The first group is endocrine-sensitive with an actionable biomarker. These patients are usually best served by matched therapy: elacestrant or vepdegestrant for ESR1 mutation, capivasertib plus fulvestrant for PIK3CA/AKT1/PTEN alteration, alpelisib plus fulvestrant for PIK3CA mutation in metabolically appropriate patients, or a PARP inhibitor for germline BRCA-associated disease.
The second group is endocrine-sensitive without a clear biomarker. These patients may still receive fulvestrant-based or everolimus-based therapy, but clinical trial enrollment is especially valuable.

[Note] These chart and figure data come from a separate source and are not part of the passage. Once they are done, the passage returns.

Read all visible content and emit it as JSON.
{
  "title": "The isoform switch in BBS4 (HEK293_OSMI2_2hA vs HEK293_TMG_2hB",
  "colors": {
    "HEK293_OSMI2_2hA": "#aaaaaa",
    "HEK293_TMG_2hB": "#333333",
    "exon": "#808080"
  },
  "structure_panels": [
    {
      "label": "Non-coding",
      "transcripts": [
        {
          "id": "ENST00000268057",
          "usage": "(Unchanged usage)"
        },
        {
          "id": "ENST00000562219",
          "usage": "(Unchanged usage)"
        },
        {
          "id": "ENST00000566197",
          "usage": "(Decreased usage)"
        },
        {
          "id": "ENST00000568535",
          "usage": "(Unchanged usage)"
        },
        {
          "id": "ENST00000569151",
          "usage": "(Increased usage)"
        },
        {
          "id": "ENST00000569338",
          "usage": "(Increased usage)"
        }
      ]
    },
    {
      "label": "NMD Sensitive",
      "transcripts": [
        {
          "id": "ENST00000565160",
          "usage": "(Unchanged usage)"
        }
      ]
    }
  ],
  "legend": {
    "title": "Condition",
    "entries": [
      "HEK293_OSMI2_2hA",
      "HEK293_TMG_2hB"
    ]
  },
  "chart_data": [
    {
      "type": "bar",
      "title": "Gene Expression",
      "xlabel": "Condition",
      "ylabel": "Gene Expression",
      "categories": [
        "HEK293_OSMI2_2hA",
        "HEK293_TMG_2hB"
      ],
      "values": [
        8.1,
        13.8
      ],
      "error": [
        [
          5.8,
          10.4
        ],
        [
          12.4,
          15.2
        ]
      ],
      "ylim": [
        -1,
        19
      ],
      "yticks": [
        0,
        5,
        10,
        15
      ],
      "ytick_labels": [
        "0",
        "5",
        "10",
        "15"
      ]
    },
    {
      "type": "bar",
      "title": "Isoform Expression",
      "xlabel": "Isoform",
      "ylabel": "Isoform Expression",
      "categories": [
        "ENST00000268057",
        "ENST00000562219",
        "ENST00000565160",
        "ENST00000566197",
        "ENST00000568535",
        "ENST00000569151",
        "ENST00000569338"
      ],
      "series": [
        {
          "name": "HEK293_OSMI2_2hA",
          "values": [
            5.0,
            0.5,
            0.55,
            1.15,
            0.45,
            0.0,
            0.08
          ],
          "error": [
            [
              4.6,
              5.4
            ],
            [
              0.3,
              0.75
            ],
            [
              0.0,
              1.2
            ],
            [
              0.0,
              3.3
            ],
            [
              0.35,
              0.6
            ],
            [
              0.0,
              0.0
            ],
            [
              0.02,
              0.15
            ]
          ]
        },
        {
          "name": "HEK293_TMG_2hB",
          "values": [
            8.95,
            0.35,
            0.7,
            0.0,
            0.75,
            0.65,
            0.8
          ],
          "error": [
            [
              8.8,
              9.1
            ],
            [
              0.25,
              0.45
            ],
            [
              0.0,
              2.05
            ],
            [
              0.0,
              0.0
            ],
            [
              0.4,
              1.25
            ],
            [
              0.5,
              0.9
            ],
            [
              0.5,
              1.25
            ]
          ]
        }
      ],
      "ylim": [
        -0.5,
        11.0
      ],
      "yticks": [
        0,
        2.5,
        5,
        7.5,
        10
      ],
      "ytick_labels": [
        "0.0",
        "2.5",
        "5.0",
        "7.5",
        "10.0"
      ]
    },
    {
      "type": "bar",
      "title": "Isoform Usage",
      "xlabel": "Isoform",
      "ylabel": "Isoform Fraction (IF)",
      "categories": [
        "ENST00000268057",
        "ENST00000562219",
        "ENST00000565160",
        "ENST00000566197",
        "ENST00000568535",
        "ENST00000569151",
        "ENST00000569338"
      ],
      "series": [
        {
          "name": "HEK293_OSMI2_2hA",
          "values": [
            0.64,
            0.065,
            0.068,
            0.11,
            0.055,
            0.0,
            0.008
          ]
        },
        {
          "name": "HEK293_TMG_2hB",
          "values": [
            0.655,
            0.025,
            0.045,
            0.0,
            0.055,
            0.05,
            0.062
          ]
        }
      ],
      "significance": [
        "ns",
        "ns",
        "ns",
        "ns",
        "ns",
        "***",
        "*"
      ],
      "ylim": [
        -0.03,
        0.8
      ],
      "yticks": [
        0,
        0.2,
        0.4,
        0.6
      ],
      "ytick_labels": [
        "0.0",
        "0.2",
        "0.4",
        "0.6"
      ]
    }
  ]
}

The third group is endocrine-refractory or clinically aggressive disease. These patients should be considered for ADC-based therapy, especially trastuzumab deruxtecan if HER2-low/ultralow, or chemotherapy when immediate disease control is required.
The Key Takeaway
Second-line treatment after AI plus CDK4/6 inhibitor is now a biomarker-driven decision. The old question was, “Which endocrine therapy comes next?” The modern question is, “What resistance mechanism is driving this progression, and do we have a targeted way to treat it?”
The answer begins with mandatory NGS testing and HER2 reassessment. ESR1 mutations open the door to oral ER-directed therapy. PIK3CA/AKT1/PTEN alterations support pathway inhibition. HER2-low and HER2-ultralow expression can make trastuzumab deruxtecan highly relevant. BRCA and PALB2 alterations point toward PARP inhibition. When biology no longer supports endocrine therapy, ADCs and chemotherapy become essential.
In metastatic breast cancer, second-line treatment is no longer just the next step. It is the moment where precision oncology must be actively organized.